Many of these groups have something else in common: They are among the recipients of tens of millions of dollars from the beverage industry that has flowed to nonprofit and educational organizations serving blacks and Hispanics over the last decade, according to a review by The New York Times of charity records and other documents.
Soda companies have sponsored conferences for theNational Hispana Leadership Institute, scholarships for local chapters of the National Association for the Advancement of Colored People, financial literacy classes offered by the National Puerto Rican Coalition and programs from the National Hispanic Medical Association.
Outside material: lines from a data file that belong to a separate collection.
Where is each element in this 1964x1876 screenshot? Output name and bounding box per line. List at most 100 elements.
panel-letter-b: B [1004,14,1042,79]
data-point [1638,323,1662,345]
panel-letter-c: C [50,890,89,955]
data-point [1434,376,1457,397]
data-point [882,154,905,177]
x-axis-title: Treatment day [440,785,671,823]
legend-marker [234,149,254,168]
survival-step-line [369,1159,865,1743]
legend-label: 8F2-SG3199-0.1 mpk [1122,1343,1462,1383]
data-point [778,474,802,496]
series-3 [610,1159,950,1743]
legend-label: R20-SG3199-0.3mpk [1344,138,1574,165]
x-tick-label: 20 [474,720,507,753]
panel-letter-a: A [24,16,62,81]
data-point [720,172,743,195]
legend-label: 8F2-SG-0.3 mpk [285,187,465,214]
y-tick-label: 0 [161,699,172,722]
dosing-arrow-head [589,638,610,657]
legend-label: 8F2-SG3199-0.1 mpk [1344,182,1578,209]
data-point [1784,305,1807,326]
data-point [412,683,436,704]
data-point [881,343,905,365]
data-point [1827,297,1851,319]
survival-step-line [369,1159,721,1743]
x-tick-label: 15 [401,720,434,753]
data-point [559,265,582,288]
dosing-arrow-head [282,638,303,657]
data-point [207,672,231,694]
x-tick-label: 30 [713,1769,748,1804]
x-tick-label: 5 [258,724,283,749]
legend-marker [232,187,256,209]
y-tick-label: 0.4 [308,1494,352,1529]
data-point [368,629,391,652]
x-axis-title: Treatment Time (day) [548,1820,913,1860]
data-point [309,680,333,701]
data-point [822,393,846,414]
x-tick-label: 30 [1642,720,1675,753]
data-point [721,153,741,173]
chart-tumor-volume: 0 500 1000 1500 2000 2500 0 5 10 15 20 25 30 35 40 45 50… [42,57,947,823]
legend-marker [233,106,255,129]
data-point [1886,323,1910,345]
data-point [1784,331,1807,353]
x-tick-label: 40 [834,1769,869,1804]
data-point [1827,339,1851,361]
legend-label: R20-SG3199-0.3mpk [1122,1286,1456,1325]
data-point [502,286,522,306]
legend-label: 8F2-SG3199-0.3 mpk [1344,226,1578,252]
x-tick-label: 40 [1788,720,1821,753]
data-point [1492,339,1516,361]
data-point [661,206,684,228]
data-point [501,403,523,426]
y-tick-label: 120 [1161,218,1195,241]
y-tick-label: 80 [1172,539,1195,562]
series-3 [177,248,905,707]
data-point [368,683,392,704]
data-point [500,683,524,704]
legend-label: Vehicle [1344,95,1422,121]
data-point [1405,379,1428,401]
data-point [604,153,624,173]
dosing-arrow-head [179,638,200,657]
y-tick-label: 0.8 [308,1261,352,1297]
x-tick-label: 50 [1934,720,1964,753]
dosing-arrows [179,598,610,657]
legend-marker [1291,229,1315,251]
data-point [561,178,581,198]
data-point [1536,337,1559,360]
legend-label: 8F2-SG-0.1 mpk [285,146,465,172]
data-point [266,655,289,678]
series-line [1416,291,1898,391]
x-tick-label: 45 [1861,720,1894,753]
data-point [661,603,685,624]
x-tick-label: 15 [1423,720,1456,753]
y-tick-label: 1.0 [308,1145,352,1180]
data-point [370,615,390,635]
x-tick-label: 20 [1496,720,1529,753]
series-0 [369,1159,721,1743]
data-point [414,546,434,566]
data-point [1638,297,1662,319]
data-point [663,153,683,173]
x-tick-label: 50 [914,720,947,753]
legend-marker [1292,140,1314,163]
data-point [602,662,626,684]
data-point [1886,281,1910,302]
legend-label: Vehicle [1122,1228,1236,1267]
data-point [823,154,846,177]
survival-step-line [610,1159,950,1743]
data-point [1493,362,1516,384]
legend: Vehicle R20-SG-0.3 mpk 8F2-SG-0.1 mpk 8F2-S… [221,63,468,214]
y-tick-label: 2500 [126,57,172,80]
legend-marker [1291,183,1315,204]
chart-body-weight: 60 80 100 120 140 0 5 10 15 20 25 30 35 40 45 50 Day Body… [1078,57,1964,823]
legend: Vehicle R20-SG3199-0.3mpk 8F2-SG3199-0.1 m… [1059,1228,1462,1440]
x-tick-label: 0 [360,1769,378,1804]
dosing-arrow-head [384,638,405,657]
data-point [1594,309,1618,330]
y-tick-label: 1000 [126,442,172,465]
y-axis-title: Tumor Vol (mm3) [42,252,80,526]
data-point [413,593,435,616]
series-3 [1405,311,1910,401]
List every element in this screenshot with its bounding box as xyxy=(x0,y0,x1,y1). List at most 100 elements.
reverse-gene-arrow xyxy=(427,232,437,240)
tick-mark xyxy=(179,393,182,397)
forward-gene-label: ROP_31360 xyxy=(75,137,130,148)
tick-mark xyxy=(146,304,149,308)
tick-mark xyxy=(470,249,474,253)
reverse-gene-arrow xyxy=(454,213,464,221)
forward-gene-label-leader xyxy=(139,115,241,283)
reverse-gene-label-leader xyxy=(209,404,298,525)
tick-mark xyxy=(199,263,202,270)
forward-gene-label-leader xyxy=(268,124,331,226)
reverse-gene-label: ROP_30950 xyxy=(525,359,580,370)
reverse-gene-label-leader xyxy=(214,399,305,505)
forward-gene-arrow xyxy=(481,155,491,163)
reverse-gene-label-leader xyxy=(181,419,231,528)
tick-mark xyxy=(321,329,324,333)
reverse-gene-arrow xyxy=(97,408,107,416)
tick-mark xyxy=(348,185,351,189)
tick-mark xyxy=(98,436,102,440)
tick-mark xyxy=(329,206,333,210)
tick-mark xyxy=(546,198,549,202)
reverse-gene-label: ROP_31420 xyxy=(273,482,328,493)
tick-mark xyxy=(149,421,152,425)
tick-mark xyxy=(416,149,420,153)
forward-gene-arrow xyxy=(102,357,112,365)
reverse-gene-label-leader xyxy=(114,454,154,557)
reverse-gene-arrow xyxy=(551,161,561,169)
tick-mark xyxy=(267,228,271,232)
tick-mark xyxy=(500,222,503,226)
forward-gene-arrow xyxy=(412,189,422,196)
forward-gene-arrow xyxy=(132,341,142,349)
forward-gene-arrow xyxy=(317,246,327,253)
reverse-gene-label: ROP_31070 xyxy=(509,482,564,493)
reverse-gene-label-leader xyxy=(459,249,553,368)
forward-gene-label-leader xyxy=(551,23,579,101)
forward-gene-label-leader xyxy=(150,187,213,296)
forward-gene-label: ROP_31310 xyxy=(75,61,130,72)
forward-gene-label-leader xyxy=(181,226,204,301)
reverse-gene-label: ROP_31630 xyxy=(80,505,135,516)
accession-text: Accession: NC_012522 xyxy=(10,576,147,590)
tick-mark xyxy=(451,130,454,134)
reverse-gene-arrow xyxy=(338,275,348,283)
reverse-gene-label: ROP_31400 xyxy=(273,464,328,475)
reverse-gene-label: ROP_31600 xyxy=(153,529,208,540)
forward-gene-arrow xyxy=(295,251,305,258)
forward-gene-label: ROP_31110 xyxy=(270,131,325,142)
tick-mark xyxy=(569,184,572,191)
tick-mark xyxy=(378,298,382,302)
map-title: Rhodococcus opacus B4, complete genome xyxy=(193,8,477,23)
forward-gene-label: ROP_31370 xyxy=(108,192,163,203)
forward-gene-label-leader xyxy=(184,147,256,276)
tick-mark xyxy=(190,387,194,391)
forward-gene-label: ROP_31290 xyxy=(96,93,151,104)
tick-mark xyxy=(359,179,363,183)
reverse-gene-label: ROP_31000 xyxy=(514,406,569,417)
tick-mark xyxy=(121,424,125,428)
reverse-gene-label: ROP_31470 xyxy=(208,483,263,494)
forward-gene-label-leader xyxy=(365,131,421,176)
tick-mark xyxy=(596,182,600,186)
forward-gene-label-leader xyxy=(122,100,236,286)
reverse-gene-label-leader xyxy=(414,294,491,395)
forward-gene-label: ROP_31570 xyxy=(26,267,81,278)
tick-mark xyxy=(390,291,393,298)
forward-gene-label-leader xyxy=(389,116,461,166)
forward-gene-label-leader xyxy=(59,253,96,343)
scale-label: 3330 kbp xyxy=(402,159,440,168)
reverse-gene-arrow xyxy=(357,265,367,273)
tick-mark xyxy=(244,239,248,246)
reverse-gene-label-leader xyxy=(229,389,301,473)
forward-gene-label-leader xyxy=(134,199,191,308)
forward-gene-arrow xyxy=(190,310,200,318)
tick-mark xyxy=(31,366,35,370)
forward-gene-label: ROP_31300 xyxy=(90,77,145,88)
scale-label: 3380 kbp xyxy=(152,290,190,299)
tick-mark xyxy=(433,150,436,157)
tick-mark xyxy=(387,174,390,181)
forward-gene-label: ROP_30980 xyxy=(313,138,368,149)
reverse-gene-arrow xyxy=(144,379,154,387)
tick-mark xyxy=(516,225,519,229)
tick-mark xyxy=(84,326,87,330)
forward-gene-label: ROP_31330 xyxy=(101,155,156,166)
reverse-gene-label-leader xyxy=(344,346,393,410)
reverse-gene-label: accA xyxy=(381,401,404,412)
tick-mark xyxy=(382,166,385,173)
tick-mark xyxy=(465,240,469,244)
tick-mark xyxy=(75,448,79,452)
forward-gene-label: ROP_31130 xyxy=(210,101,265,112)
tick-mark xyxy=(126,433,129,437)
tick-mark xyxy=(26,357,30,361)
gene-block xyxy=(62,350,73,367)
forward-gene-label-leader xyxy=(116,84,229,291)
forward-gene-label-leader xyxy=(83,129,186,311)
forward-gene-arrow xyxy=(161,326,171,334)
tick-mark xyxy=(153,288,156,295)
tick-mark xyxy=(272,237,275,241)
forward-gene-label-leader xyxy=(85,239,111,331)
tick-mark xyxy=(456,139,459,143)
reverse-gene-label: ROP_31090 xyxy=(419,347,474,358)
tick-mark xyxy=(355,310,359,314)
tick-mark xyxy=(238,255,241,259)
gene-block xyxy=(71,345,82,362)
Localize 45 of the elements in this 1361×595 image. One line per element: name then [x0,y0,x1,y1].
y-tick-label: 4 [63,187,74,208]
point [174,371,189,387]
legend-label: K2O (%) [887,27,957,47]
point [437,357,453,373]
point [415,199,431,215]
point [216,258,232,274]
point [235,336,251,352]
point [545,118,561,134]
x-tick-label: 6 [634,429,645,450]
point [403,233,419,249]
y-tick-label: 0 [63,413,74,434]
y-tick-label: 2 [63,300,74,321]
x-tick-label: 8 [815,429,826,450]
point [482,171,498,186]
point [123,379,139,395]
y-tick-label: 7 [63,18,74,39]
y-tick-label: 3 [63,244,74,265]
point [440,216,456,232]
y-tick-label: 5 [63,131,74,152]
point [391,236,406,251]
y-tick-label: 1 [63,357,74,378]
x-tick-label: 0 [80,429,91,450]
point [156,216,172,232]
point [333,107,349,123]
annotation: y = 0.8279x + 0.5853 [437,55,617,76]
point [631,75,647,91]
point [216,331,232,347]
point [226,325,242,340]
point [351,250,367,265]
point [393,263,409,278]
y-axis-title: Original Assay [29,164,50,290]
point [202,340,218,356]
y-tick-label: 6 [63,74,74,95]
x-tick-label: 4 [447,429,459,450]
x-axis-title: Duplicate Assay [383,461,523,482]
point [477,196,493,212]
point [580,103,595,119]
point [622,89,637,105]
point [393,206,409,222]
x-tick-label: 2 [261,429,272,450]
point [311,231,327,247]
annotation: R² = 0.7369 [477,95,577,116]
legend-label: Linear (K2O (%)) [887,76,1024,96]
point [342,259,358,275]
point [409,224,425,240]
These connections came to the fore recently when the New York chapter of the N.A.A.C.P., along with the Hispanic Federation, a coalition of Hispanic community service agencies in the New York area, filed an amicus brief in support of the beverage industry’s effort to block Mayor Michael R. Bloomberg’s proposal for a citywide ban on large, sugary beverages. The judge ruled on Monday that the limits would be “arbitrary and capricious” because they would apply unequally to some establishments and to different kinds of sugary beverages.